I freely admit that I don't. Not yet.

This is an open discussion I'm having with myself and my team. We should collect this patient data, and I lean towards the simplicity of the RAPID-3 (read about & download it here).

The problem is the logistics of actually handing out and getting this questionnaire filled in BJC Health's particular setting. Our rooms are frequented by many more patients that those seeing the rheumatologists. Our multidisciplinary, multi-practitioner setting means we have to think a little more carefully about introducing a global initiative due to the burden on the administrative staff & the different relevance to different subsets of patients.

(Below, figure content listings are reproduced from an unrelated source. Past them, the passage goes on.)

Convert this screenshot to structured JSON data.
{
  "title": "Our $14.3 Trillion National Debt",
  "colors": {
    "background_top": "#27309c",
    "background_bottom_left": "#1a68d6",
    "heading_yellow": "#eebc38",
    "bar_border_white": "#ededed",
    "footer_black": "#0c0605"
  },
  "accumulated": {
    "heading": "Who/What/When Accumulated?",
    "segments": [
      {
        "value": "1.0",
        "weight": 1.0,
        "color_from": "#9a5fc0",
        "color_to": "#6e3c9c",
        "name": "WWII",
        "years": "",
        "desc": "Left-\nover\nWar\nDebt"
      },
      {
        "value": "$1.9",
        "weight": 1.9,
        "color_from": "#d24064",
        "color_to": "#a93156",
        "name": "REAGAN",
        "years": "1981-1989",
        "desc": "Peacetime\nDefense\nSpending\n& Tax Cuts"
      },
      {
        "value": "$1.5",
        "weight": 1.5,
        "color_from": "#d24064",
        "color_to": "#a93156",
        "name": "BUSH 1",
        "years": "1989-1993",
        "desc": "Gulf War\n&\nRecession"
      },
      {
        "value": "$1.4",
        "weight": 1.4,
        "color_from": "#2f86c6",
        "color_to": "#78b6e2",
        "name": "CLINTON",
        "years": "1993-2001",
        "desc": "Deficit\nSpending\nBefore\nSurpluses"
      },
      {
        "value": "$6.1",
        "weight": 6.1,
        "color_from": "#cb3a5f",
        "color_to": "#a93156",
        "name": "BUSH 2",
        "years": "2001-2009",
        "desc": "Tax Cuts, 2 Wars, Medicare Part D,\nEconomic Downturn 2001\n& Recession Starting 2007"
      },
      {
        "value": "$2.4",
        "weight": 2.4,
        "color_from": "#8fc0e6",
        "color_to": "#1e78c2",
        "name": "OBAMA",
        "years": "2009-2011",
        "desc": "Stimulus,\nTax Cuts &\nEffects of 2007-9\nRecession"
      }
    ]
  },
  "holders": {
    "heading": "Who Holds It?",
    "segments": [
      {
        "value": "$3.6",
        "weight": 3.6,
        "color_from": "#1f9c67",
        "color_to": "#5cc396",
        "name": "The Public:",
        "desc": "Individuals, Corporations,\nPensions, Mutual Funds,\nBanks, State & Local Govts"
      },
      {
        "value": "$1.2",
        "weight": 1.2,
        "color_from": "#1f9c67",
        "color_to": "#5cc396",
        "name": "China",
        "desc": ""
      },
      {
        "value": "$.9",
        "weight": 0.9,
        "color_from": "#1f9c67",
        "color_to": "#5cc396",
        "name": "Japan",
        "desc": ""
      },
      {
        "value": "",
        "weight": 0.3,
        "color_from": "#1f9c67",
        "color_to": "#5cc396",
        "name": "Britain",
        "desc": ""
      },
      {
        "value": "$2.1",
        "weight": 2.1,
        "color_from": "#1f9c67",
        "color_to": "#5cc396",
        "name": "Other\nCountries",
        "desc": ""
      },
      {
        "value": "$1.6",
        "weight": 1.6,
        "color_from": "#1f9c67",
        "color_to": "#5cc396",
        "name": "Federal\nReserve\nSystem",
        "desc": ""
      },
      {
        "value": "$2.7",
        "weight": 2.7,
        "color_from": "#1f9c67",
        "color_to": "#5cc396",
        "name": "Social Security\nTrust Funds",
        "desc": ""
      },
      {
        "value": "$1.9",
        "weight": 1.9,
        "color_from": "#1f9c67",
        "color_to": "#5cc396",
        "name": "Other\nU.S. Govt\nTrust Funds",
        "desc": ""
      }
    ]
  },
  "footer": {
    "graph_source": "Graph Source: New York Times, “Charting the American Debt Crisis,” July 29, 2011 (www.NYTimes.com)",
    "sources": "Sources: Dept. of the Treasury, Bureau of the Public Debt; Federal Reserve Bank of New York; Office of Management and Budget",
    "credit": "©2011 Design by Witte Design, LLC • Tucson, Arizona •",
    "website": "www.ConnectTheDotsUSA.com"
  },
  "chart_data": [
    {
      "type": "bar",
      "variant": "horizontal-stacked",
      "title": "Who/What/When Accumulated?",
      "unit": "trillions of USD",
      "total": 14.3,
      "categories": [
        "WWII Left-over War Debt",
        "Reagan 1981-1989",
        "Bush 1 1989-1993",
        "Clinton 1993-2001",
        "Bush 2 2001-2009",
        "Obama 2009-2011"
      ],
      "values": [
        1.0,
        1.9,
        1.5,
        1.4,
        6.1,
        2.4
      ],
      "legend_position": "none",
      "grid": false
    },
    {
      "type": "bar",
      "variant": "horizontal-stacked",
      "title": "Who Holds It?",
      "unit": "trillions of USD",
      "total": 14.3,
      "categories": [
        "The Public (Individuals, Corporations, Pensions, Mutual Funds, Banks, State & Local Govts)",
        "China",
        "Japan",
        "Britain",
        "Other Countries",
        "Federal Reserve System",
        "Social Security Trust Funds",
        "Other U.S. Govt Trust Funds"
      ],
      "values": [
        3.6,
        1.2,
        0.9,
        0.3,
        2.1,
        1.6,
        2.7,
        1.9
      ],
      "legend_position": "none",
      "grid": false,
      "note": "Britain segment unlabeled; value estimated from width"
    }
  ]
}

But that's for us to work out.

Collecting patient self-report data is useful because:

  1. The data patients report correlates significantly with the data doctors collect - joint counts, ESR, and X-ray changes
  2. It is more reproducible than joint counts, lab results and X-ray scoring systems
  3. It's as useful as measures such as the ACR20/50/70 or DAS used in clinical trials
  4. It's very relevant to the patient and their families
  5. It better predicts work disability, premature death, costs of the disease, the need for joint replacement
  6. It saves time for patient and doctor
  7. The data documents disease status and provides a measurement that will allow for comparison from one visit to another
  8. It should help your rheumatologist to be a more effective and hopefully, understanding doctor

I'm a fan. It's going to happen.

I'd really love to hear your experience with using patient questionnaires, either as the rheumatologist or as the patient.